After the deaths of their charismatic leaders, the Chinese and Soviet revolutions took different paths. The Soviet Union, more industrialized than China, floated along on a sea of foreign exchange reserves from energy exports until economic sclerosis and the consequences of reforms in the 1980s ushered in its collapse. The Chinese Communist Party, its hierarchy and ideology shattered by the trauma of the Cultural Revolution, had more room to reinvent itself. Under Deng Xiaoping’s initiative to build “socialism with Chinese characteristics,” China’s leaders mutilated Marxism almost beyond recognition.

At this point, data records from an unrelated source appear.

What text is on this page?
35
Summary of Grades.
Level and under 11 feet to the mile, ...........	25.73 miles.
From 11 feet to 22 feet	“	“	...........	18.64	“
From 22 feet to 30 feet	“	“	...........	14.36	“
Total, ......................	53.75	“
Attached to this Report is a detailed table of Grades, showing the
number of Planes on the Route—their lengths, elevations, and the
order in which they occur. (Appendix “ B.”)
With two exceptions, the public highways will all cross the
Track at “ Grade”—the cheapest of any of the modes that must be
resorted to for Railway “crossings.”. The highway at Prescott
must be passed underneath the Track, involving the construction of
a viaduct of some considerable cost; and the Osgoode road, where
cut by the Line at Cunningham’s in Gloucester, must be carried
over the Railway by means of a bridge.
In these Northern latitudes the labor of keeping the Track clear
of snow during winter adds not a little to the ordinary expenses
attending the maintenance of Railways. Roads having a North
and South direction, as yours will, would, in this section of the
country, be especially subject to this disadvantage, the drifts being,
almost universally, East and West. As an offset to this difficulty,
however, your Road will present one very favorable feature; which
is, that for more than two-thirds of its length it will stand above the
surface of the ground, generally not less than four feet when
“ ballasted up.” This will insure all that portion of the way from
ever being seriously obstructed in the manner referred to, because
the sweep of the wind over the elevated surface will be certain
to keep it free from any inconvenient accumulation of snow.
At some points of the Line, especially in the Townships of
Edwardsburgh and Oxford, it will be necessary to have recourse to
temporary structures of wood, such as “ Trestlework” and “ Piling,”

Yet the secretive vanguard that sits atop Chinese politics remains recognizably Leninist today, as do the party, security, and propaganda organs that enforce its will. Although the newest members of the Standing Committee are more likely to tweak interest rates or adjust soy imports than to order the liquidation of landlords, the party’s sense of destiny, of an absolute right to reach down and change the course of China’s history, is intact. Its rejection of liberal democracy is born not only of Chinese chauvinism but also of a Leninist contempt for bourgeois niceties such as the rule of law, freedom of conscience, and individual dignity. In the party’s eyes, this ideology is a tool: like railways or the military, it has been successfully Sinified and now serves China better than it ever did the Soviet Union.

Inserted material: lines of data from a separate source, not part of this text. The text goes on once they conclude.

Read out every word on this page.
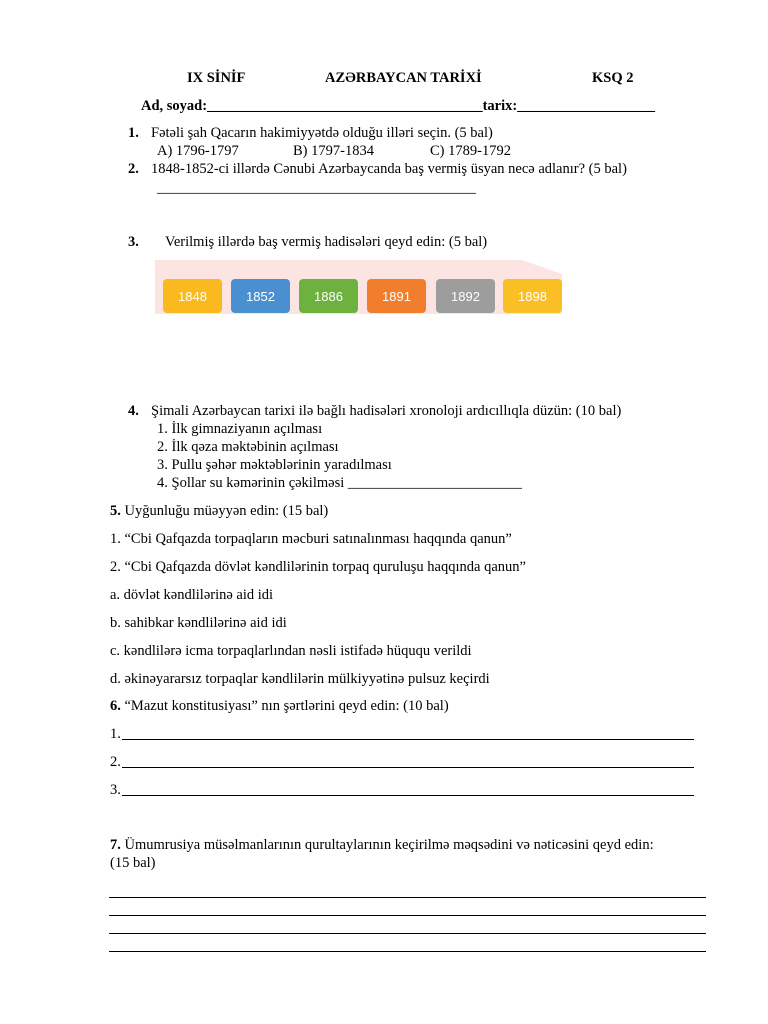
IX SİNİF	AZƏRBAYCAN TARİXİ	KSQ 2
Ad, soyad:______________________________________tarix:___________________
1. Fətəli şah Qacarın hakimiyyətdə olduğu illəri seçin. (5 bal)
A) 1796-1797	B) 1797-1834	C) 1789-1792
2. 1848-1852-ci illərdə Cənubi Azərbaycanda baş vermiş üsyan necə adlanır? (5 bal)
____________________________________________
3. Verilmiş illərdə baş vermiş hadisələri qeyd edin: (5 bal)
1848	1852	1886	1891	1892	1898
4. Şimali Azərbaycan tarixi ilə bağlı hadisələri xronoloji ardıcıllıqla düzün: (10 bal)
1. İlk gimnaziyanın açılması
2. İlk qəza məktəbinin açılması
3. Pullu şəhər məktəblərinin yaradılması
4. Şollar su kəmərinin çəkilməsi ________________________
5. Uyğunluğu müəyyən edin: (15 bal)
1. “Cbi Qafqazda torpaqların məcburi satınalınması haqqında qanun”
2. “Cbi Qafqazda dövlət kəndlilərinin torpaq quruluşu haqqında qanun”
a. dövlət kəndlilərinə aid idi
b. sahibkar kəndlilərinə aid idi
c. kəndlilərə icma torpaqlarlından nəsli istifadə hüququ verildi
d. əkinəyararsız torpaqlar kəndlilərin mülkiyyətinə pulsuz keçirdi
6. “Mazut konstitusiyası” nın şərtlərini qeyd edin: (10 bal)
1.
2.
3.
7. Ümumrusiya müsəlmanlarının qurultaylarının keçirilmə məqsədini və nəticəsini qeyd edin:
(15 bal)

For Xi, an institutionalist whose father was a senior cadre, reasserting the party’s control over society represents a natural return to its Leninist roots. Over the past half decade, Xi has appointed himself chair of the party committees overseeing many key portfolios, including cybersecurity and economic reform, sidelining the government functionaries who traditionally fill such roles. He has toured newsrooms and television studios, bluntly reminding media organs that “your surname is Party” and that their loyalty must be absolute. The security services have launched the harshest crackdown on civil society in a generation, complete with televised confessions and florid denunciations of conspirators in the People’s Daily, a party newspaper. Over the next week, Xi will help select the next generation of party leaders and may write his own “thought” into the party constitution, as Mao did in 1945. His choices could reveal whether he intends to remain in power beyond the ten-year term customary for Chinese leaders.

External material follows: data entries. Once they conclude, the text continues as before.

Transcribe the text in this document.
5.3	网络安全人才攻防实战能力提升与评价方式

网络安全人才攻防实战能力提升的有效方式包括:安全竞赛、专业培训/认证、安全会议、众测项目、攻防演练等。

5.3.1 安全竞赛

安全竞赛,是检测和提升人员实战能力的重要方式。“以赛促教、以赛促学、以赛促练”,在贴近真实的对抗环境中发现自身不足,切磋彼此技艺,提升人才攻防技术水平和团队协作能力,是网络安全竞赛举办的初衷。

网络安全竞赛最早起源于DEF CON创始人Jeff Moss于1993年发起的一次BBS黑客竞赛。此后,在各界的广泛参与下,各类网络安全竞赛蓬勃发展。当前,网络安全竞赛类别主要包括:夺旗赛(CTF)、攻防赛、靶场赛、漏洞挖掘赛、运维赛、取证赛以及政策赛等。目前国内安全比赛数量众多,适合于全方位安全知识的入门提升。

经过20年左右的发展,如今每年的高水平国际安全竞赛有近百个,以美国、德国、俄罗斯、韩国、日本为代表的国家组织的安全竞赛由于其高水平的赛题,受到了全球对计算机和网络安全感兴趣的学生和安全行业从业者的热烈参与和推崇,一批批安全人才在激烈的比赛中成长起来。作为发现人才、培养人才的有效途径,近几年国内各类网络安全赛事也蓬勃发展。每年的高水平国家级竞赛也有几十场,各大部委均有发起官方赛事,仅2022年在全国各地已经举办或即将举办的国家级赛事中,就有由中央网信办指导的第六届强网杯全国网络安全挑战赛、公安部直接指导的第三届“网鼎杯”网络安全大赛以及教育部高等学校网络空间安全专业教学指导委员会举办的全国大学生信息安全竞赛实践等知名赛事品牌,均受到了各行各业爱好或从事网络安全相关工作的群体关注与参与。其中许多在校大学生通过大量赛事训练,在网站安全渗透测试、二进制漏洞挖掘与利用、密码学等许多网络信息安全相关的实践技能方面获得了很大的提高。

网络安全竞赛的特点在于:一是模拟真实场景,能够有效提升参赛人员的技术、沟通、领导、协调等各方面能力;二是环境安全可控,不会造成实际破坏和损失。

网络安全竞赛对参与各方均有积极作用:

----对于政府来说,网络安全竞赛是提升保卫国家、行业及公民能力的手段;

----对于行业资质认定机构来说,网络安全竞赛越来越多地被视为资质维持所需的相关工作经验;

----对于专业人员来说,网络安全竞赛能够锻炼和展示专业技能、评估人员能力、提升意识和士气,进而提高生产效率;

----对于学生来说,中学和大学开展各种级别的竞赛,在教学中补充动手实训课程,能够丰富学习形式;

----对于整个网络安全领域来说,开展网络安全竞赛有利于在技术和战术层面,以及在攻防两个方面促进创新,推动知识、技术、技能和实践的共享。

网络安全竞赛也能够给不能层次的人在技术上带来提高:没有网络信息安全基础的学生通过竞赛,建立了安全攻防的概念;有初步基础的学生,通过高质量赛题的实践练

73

Facing the Great Hall of the People, across the vast expanse of Tiananmen Square, sits the National Museum of China. The Road to Rejuvenation, its main permanent exhibit, was the site of Xi’s first public appearance after taking power at the last party congress, in 2012, and the place where he unveiled his signature slogan, “the Chinese Dream.” The exhibit’s account of China’s history begins with ancient greatness, moves through decline and colonial humiliation, and then climbs inexorably upward, in an arc that any Bolshevik would recognize. But the destination has changed: instead of a borderless proletarian paradise, Xi’s “Chinese Dream” promises to restore a once mighty civilization to its rightful glory under party rule. This mix of native-soil nationalism and iron discipline is an attractive alternative to representative democracy for ambitious authoritarians around the world, from Turkey to the Philippines. In China’s model, many see a shining future of their own.